Curtin University-led researchers have identified a novel approach to boost the absorption rate of medical cannabis when taken orally, which might be used to treat neurological illnesses such as Alzheimer’s disease, multiple sclerosis, and traumatic brain injuries in the future. Published in the journal PLOS ONE and supported by industry accomplice Zelira Therapeutics, the scientists had the option to make small capsules containing cannabinoids which, when taken orally, were consumed by the body quicker and entered the brain quickly in mice models suffering from neurological diseases, than when it was delivered in liquid form. Read on to know more about how CBD Capsules help in alleviating the symptoms of neurological disorders.

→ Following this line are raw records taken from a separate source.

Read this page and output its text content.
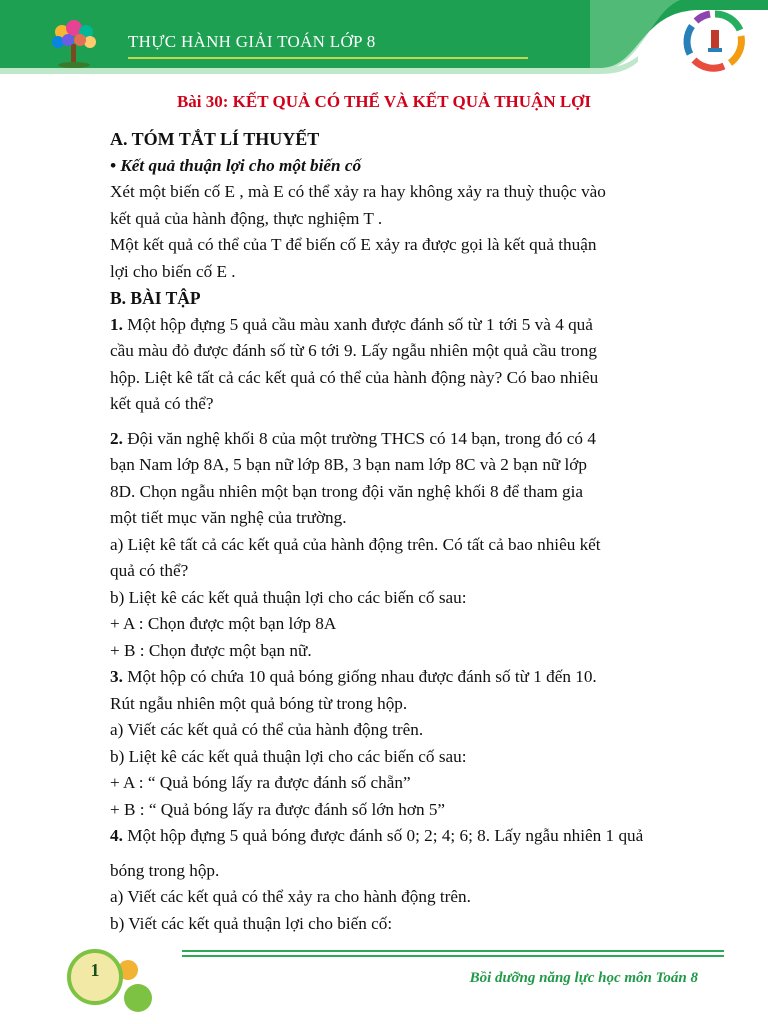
THỰC HÀNH GIẢI TOÁN LỚP 8
Bài 30: KẾT QUẢ CÓ THỂ VÀ KẾT QUẢ THUẬN LỢI

A. TÓM TẮT LÍ THUYẾT

• Kết quả thuận lợi cho một biến cố

Xét một biến cố E , mà E có thể xảy ra hay không xảy ra thuỳ thuộc vào

kết quả của hành động, thực nghiệm T .

Một kết quả có thể của T để biến cố E xảy ra được gọi là kết quả thuận

lợi cho biến cố E .

B. BÀI TẬP

1. Một hộp đựng 5 quả cầu màu xanh được đánh số từ 1 tới 5 và 4 quả

cầu màu đỏ được đánh số từ 6 tới 9. Lấy ngẫu nhiên một quả cầu trong

hộp. Liệt kê tất cả các kết quả có thể của hành động này? Có bao nhiêu

kết quả có thể?

2. Đội văn nghệ khối 8 của một trường THCS có 14 bạn, trong đó có 4

bạn Nam lớp 8A, 5 bạn nữ lớp 8B, 3 bạn nam lớp 8C và 2 bạn nữ lớp

8D. Chọn ngẫu nhiên một bạn trong đội văn nghệ khối 8 để tham gia

một tiết mục văn nghệ của trường.

a) Liệt kê tất cả các kết quả của hành động trên. Có tất cả bao nhiêu kết

quả có thể?

b) Liệt kê các kết quả thuận lợi cho các biến cố sau:

+ A : Chọn được một bạn lớp 8A

+ B : Chọn được một bạn nữ.

3. Một hộp có chứa 10 quả bóng giống nhau được đánh số từ 1 đến 10.

Rút ngẫu nhiên một quả bóng từ trong hộp.

a) Viết các kết quả có thể của hành động trên.

b) Liệt kê các kết quả thuận lợi cho các biến cố sau:

+ A : “ Quả bóng lấy ra được đánh số chẵn”

+ B : “ Quả bóng lấy ra được đánh số lớn hơn 5”

4. Một hộp đựng 5 quả bóng được đánh số 0; 2; 4; 6; 8. Lấy ngẫu nhiên 1 quả

bóng trong hộp.

a) Viết các kết quả có thể xảy ra cho hành động trên.

b) Viết các kết quả thuận lợi cho biến cố:

1	Bồi dưỡng năng lực học môn Toán 8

CBD Capsules For Neurological Disorders
Lead Researcher, Associate Professor Ryu Takechi from the Curtin Health Innovation Research Institute (CHIRI) and the School of Population Health at Curtin University, said there has been a developing interest in the utilization of cannabidiol to treat different neurological infections, however, there are limits due to its poor absorption and aversion to light and stomach acid when consumed orally.
“Cannabidiol is found in medicinal cannabis and is a popular natural remedy for people living with neurological and metabolic diseases. Due to limitations in absorption, we aimed to design and test a new drug delivery method,” Associate Professor Takechi said.

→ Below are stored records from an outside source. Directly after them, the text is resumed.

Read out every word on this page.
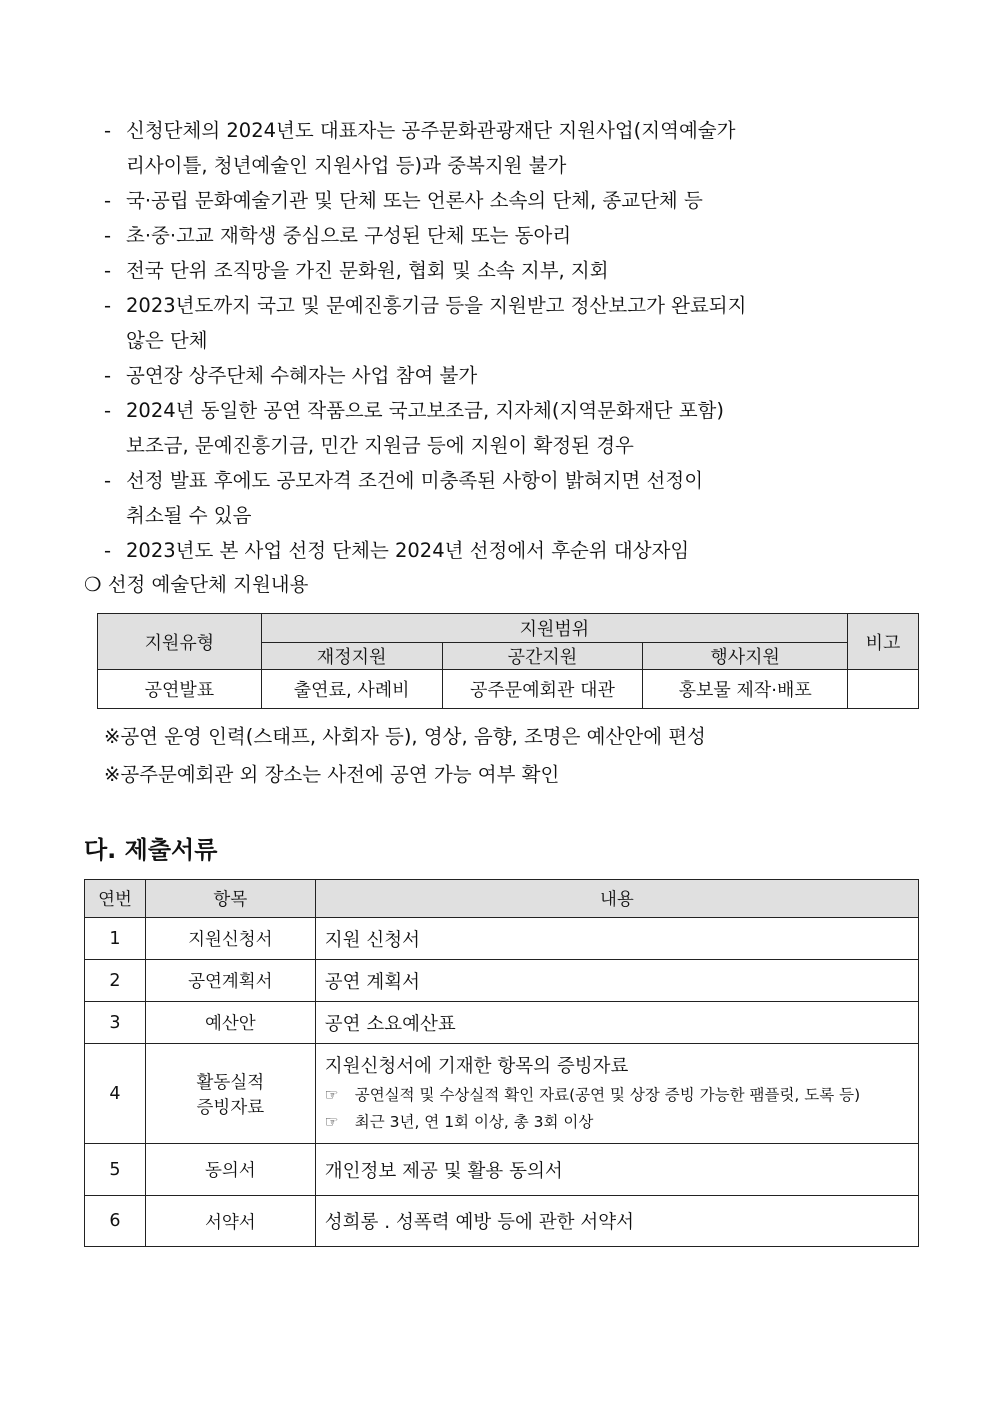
- 신청단체의 2024년도 대표자는 공주문화관광재단 지원사업(지역예술가
리사이틀, 청년예술인 지원사업 등)과 중복지원 불가
- 국·공립 문화예술기관 및 단체 또는 언론사 소속의 단체, 종교단체 등
- 초·중·고교 재학생 중심으로 구성된 단체 또는 동아리
- 전국 단위 조직망을 가진 문화원, 협회 및 소속 지부, 지회
- 2023년도까지 국고 및 문예진흥기금 등을 지원받고 정산보고가 완료되지
않은 단체
- 공연장 상주단체 수혜자는 사업 참여 불가
- 2024년 동일한 공연 작품으로 국고보조금, 지자체(지역문화재단 포함)
보조금, 문예진흥기금, 민간 지원금 등에 지원이 확정된 경우
- 선정 발표 후에도 공모자격 조건에 미충족된 사항이 밝혀지면 선정이
취소될 수 있음
- 2023년도 본 사업 선정 단체는 2024년 선정에서 후순위 대상자임
❍ 선정 예술단체 지원내용
지원유형	지원범위			비고
	재정지원	공간지원	행사지원	
공연발표	출연료, 사례비	공주문예회관 대관	홍보물 제작·배포	
※공연 운영 인력(스태프, 사회자 등), 영상, 음향, 조명은 예산안에 편성
※공주문예회관 외 장소는 사전에 공연 가능 여부 확인
다. 제출서류
연번	항목	내용
1	지원신청서	지원 신청서
2	공연계획서	공연 계획서
3	예산안	공연 소요예산표
4	활동실적
증빙자료	지원신청서에 기재한 항목의 증빙자료
☞ 공연실적 및 수상실적 확인 자료(공연 및 상장 증빙 가능한 팸플릿, 도록 등)
☞ 최근 3년, 연 1회 이상, 총 3회 이상

5	동의서	개인정보 제공 및 활용 동의서
6	서약서	성희롱 . 성폭력 예방 등에 관한 서약서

“Our team was able to significantly improve the absorption and brain delivery of cannabidiol by administering it in a novel microcapsule form, in combination with a naturally occurring bile acid.

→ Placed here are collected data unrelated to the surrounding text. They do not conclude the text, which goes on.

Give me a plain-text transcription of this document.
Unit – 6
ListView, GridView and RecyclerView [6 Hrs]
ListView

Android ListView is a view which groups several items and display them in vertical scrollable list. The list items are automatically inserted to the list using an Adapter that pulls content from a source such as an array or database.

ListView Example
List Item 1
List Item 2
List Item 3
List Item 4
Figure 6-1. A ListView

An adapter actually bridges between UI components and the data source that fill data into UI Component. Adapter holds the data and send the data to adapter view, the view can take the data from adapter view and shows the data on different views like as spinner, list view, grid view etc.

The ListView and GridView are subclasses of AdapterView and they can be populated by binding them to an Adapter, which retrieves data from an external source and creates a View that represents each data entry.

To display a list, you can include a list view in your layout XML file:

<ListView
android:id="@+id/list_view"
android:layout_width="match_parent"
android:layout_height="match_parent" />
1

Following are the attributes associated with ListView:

“With this new capsulated structure, we had the option to further boost the brain delivery of cannabidiol by 40 times in animal models and we were additionally ready to shield the medication from oxidation and degradation by light, which help extend the shelf life of the product.
Findings Of The Study
Academic administrator Takechi said the findings might be useful in supporting the clinical use of CBD Capsules for neurological disorders such as Alzheimer’s, Multiple Sclerosis, and many more.
“In this study, we were able to show for the first time that a bile acid actually increased the uptake and retention of cannabidiol within the brain. This shows that bile acids, could be used to enhance the delivery of cannabidiol when taken orally, particularly when treating neurological disorders,” Associate Professor Takechi said.
“Further research is needed to test whether this type of drug delivery method could be successful in human studies, but our findings are very promising.” Dr. Oludare Odumosu, CEO of Zelira, expressed his joy with the outcome of the partnership with Associate Professor Takechi and his colleagues.